Loc. À l'état + adj.; à l'état de + subst. Le soufre à l'état naissant; à l'état naturel; à l'état adulte, fœtal. Le plan de l'abbaye de Saint-Gall, exécuté vers l'année 820 (...) est un projet à l'état d'esquisse (Lenoir, Archit. monast.,1852, p. 24).Le besoin à l'état pur (Traité sociol.,1968, p. 372):
10. La science des êtres vivants en général, et de l'individu humain en particulier, n'a pas progressé aussi loin [que les sciences de la matière inerte]. Elle se trouve encore à l'état descriptif. Carrel, L'Homme,1935, p. 2.
SYNT. À l'état isolé, latent; à l'état endémique; à l'état vivant; consommer le poisson à l'état frais; une pierre à l'état brut; une plante qui croît à l'état sauvage.
L'état des choses, plus couramment état de choses. Une situation dans son ensemble à un moment donné. Aggraver, améliorer un état de choses; se plaindre d'un, remédier à un état de choses; il faut que cet état de choses cesse :
11. La science a tout à gagner elle-même à cette œuvre sociale [développement de la culture scientifique pendant les loisirs]. On se plaint partout de l'indifférence des pouvoirs publics à son égard, on dénonce la crise des laboratoires et celle des vocations désintéressées. Le moyen de changer cet état de choses, préjudiciable à la recherche, est de se concilier l'opinion publique en favorisant la vulgarisation scientifique. Civilis. écr.,1939, p. 2612.
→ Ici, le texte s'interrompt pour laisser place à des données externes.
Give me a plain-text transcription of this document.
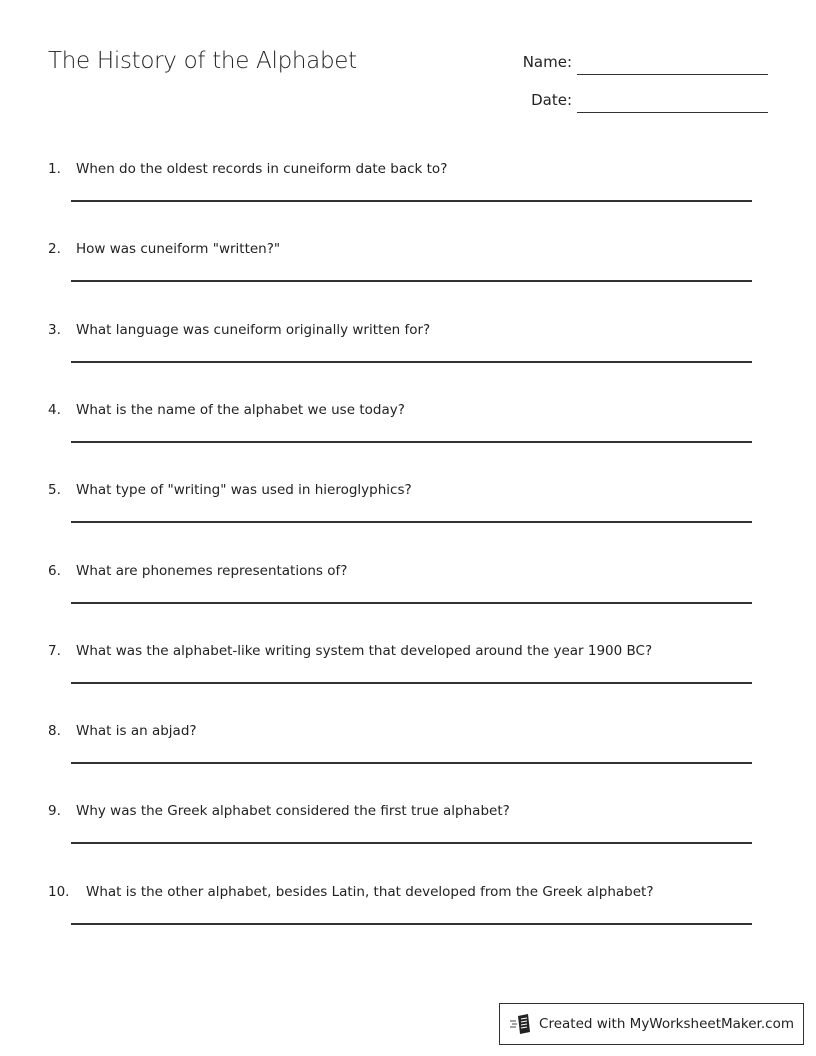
The History of the Alphabet	Name:
Date:
1. When do the oldest records in cuneiform date back to?
2. How was cuneiform "written?"
3. What language was cuneiform originally written for?
4. What is the name of the alphabet we use today?
5. What type of "writing" was used in hieroglyphics?
6. What are phonemes representations of?
7. What was the alphabet-like writing system that developed around the year 1900 BC?
8. What is an abjad?
9. Why was the Greek alphabet considered the first true alphabet?
10. What is the other alphabet, besides Latin, that developed from the Greek alphabet?
Created with MyWorksheetMaker.com
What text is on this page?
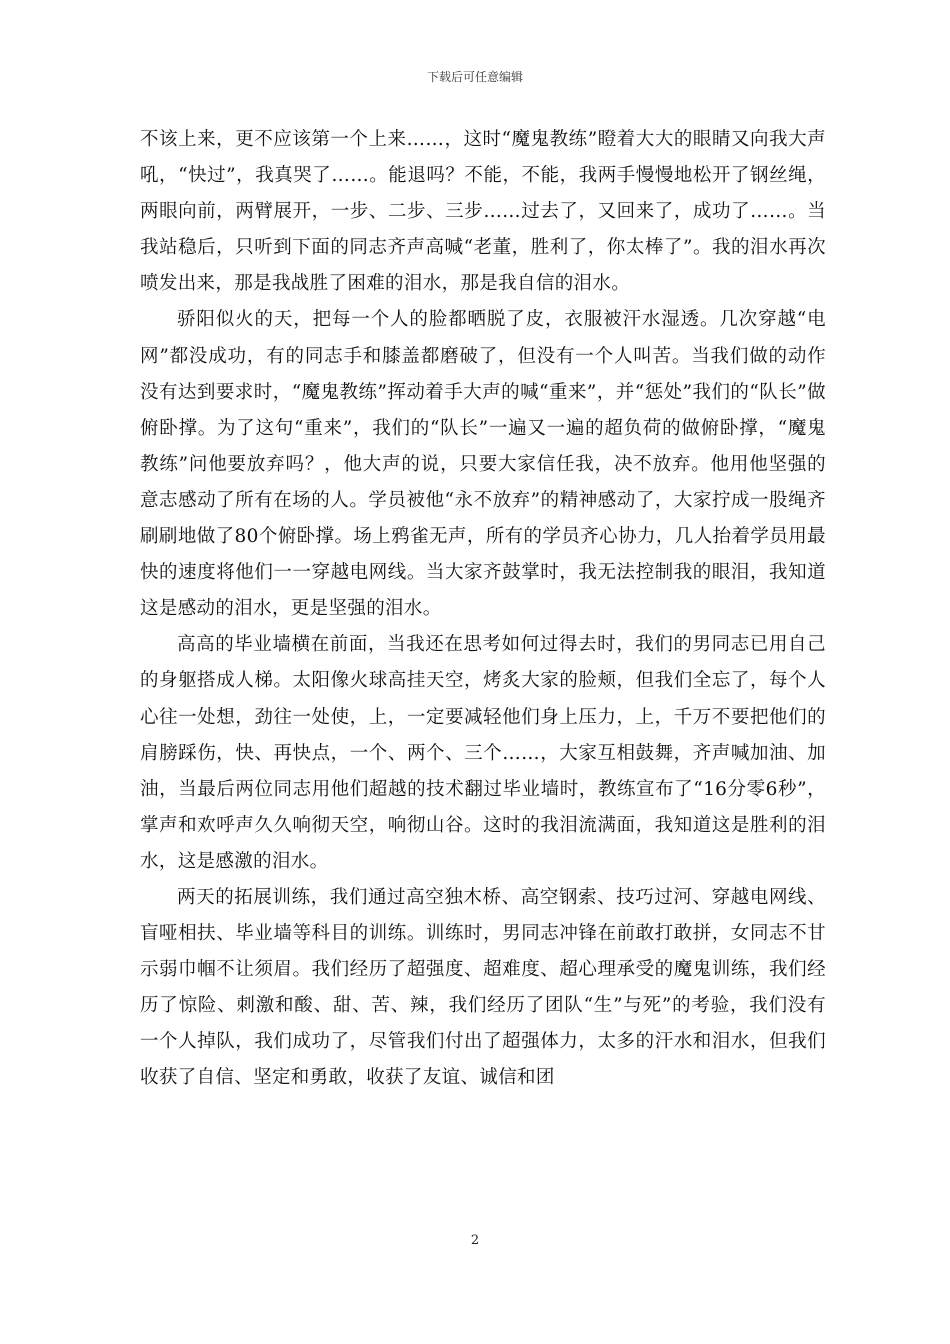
下载后可任意编辑

不该上来，更不应该第一个上来……，这时“魔鬼教练”瞪着大大的眼睛又向我大声吼，“快过”，我真哭了……。能退吗？不能，不能，我两手慢慢地松开了钢丝绳，两眼向前，两臂展开，一步、二步、三步……过去了，又回来了，成功了……。当我站稳后，只听到下面的同志齐声高喊“老董，胜利了，你太棒了”。我的泪水再次喷发出来，那是我战胜了困难的泪水，那是我自信的泪水。

骄阳似火的天，把每一个人的脸都晒脱了皮，衣服被汗水湿透。几次穿越“电网”都没成功，有的同志手和膝盖都磨破了，但没有一个人叫苦。当我们做的动作没有达到要求时，“魔鬼教练”挥动着手大声的喊“重来”，并“惩处”我们的“队长”做俯卧撑。为了这句“重来”，我们的“队长”一遍又一遍的超负荷的做俯卧撑，“魔鬼教练”问他要放弃吗？，他大声的说，只要大家信任我，决不放弃。他用他坚强的意志感动了所有在场的人。学员被他“永不放弃”的精神感动了，大家拧成一股绳齐刷刷地做了80个俯卧撑。场上鸦雀无声，所有的学员齐心协力，几人抬着学员用最快的速度将他们一一穿越电网线。当大家齐鼓掌时，我无法控制我的眼泪，我知道这是感动的泪水，更是坚强的泪水。

高高的毕业墙横在前面，当我还在思考如何过得去时，我们的男同志已用自己的身躯搭成人梯。太阳像火球高挂天空，烤炙大家的脸颊，但我们全忘了，每个人心往一处想，劲往一处使，上，一定要减轻他们身上压力，上，千万不要把他们的肩膀踩伤，快、再快点，一个、两个、三个……，大家互相鼓舞，齐声喊加油、加油，当最后两位同志用他们超越的技术翻过毕业墙时，教练宣布了“16分零6秒”，掌声和欢呼声久久响彻天空，响彻山谷。这时的我泪流满面，我知道这是胜利的泪水，这是感激的泪水。

两天的拓展训练，我们通过高空独木桥、高空钢索、技巧过河、穿越电网线、盲哑相扶、毕业墙等科目的训练。训练时，男同志冲锋在前敢打敢拼，女同志不甘示弱巾帼不让须眉。我们经历了超强度、超难度、超心理承受的魔鬼训练，我们经历了惊险、刺激和酸、甜、苦、辣，我们经历了团队“生”与死”的考验，我们没有一个人掉队，我们成功了，尽管我们付出了超强体力，太多的汗水和泪水，但我们收获了自信、坚定和勇敢，收获了友谊、诚信和团

2
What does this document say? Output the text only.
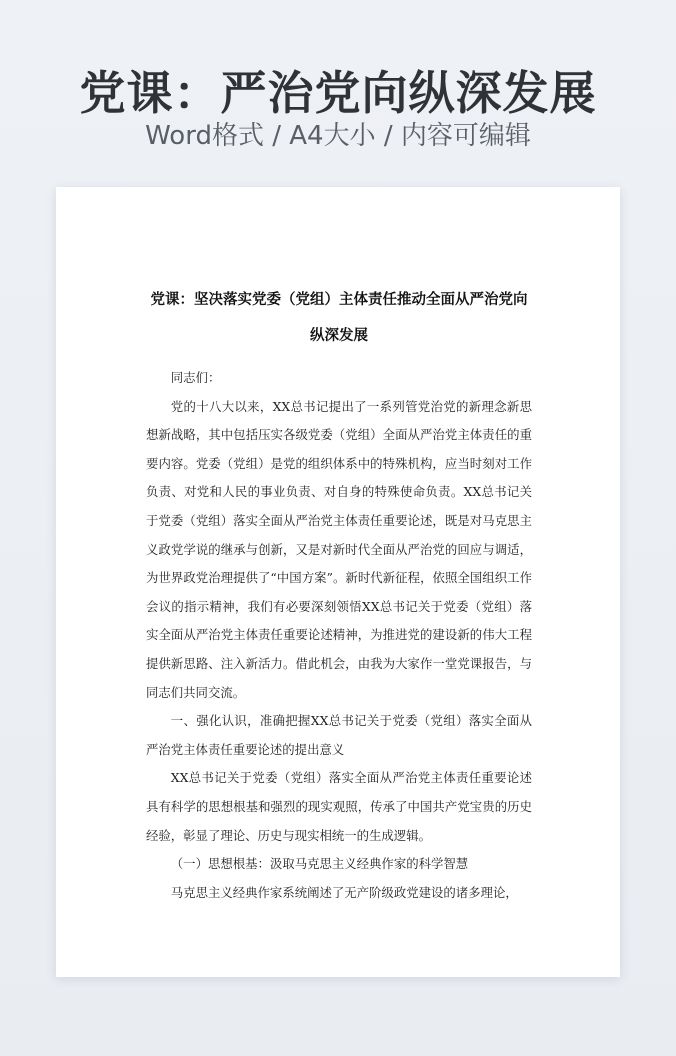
党课：严治党向纵深发展
Word格式 / A4大小 / 内容可编辑
党课：坚决落实党委（党组）主体责任推动全面从严治党向纵深发展

同志们：

党的十八大以来，XX总书记提出了一系列管党治党的新理念新思想新战略，其中包括压实各级党委（党组）全面从严治党主体责任的重要内容。党委（党组）是党的组织体系中的特殊机构，应当时刻对工作负责、对党和人民的事业负责、对自身的特殊使命负责。XX总书记关于党委（党组）落实全面从严治党主体责任重要论述，既是对马克思主义政党学说的继承与创新，又是对新时代全面从严治党的回应与调适，为世界政党治理提供了“中国方案”。新时代新征程，依照全国组织工作会议的指示精神，我们有必要深刻领悟XX总书记关于党委（党组）落实全面从严治党主体责任重要论述精神，为推进党的建设新的伟大工程提供新思路、注入新活力。借此机会，由我为大家作一堂党课报告，与同志们共同交流。

一、强化认识，准确把握XX总书记关于党委（党组）落实全面从严治党主体责任重要论述的提出意义

XX总书记关于党委（党组）落实全面从严治党主体责任重要论述具有科学的思想根基和强烈的现实观照，传承了中国共产党宝贵的历史经验，彰显了理论、历史与现实相统一的生成逻辑。

（一）思想根基：汲取马克思主义经典作家的科学智慧

马克思主义经典作家系统阐述了无产阶级政党建设的诸多理论，
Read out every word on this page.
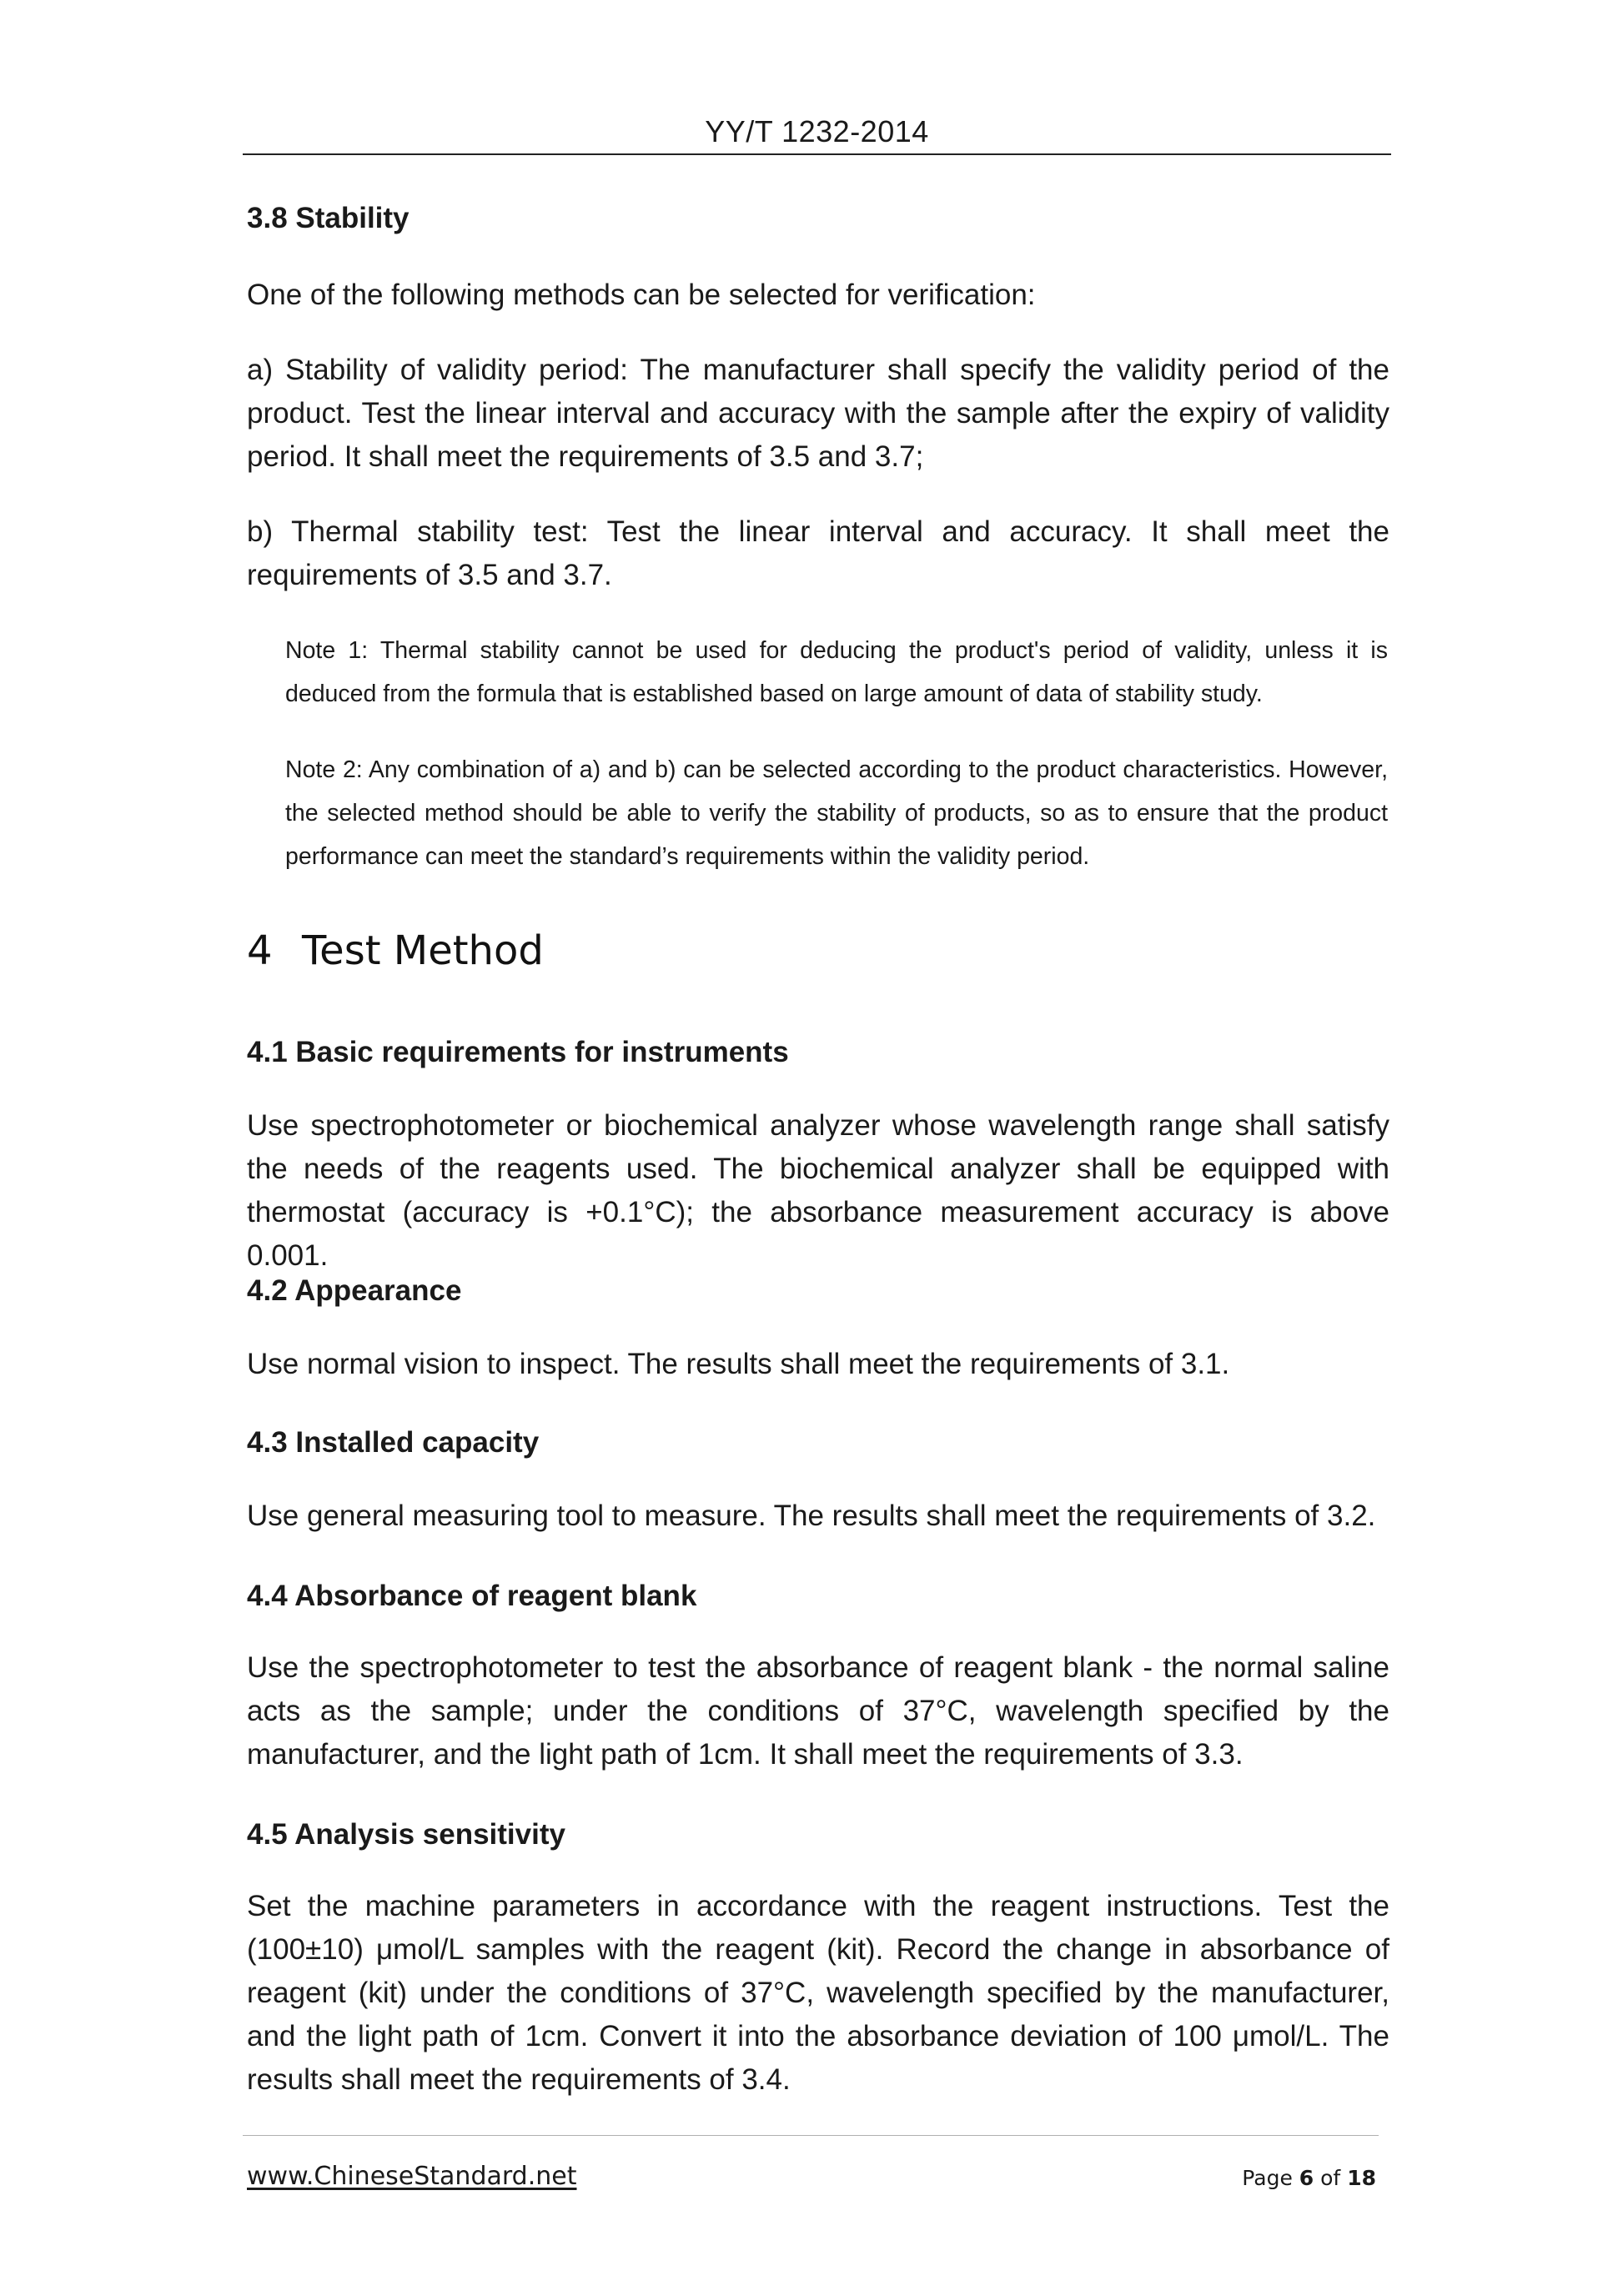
YY/T 1232-2014
3.8 Stability

One of the following methods can be selected for verification:

a) Stability of validity period: The manufacturer shall specify the validity period of the product. Test the linear interval and accuracy with the sample after the expiry of validity period. It shall meet the requirements of 3.5 and 3.7;

b) Thermal stability test: Test the linear interval and accuracy. It shall meet the requirements of 3.5 and 3.7.

Note 1: Thermal stability cannot be used for deducing the product's period of validity, unless it is deduced from the formula that is established based on large amount of data of stability study.

Note 2: Any combination of a) and b) can be selected according to the product characteristics. However, the selected method should be able to verify the stability of products, so as to ensure that the product performance can meet the standard’s requirements within the validity period.

4 Test Method
4.1 Basic requirements for instruments

Use spectrophotometer or biochemical analyzer whose wavelength range shall satisfy the needs of the reagents used. The biochemical analyzer shall be equipped with thermostat (accuracy is +0.1°C); the absorbance measurement accuracy is above 0.001.

4.2 Appearance

Use normal vision to inspect. The results shall meet the requirements of 3.1.

4.3 Installed capacity

Use general measuring tool to measure. The results shall meet the requirements of 3.2.

4.4 Absorbance of reagent blank

Use the spectrophotometer to test the absorbance of reagent blank - the normal saline acts as the sample; under the conditions of 37°C, wavelength specified by the manufacturer, and the light path of 1cm. It shall meet the requirements of 3.3.

4.5 Analysis sensitivity

Set the machine parameters in accordance with the reagent instructions. Test the (100±10) μmol/L samples with the reagent (kit). Record the change in absorbance of reagent (kit) under the conditions of 37°C, wavelength specified by the manufacturer, and the light path of 1cm. Convert it into the absorbance deviation of 100 μmol/L. The results shall meet the requirements of 3.4.

www.ChineseStandard.net	Page 6 of 18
État de fait*. Situation de fait.
État d'un pays, d'une économie :
12. Littéralement, nous avions fini par nous trouver en état permanent de crise politique. Dans la période de vingt et un ans qui sépara la fin de la Grande Guerre de l'irruption mécanique allemande, 20 hommes différents ont été à la tête du Gouvernement de la France. De Gaulle, Mém. guerre,1959, p. 600.
SYNT. État de guerre, état de paix; déclarer, décréter, proclamer l'état de siège, l'état d'urgence; mettre une ville en état d'alerte.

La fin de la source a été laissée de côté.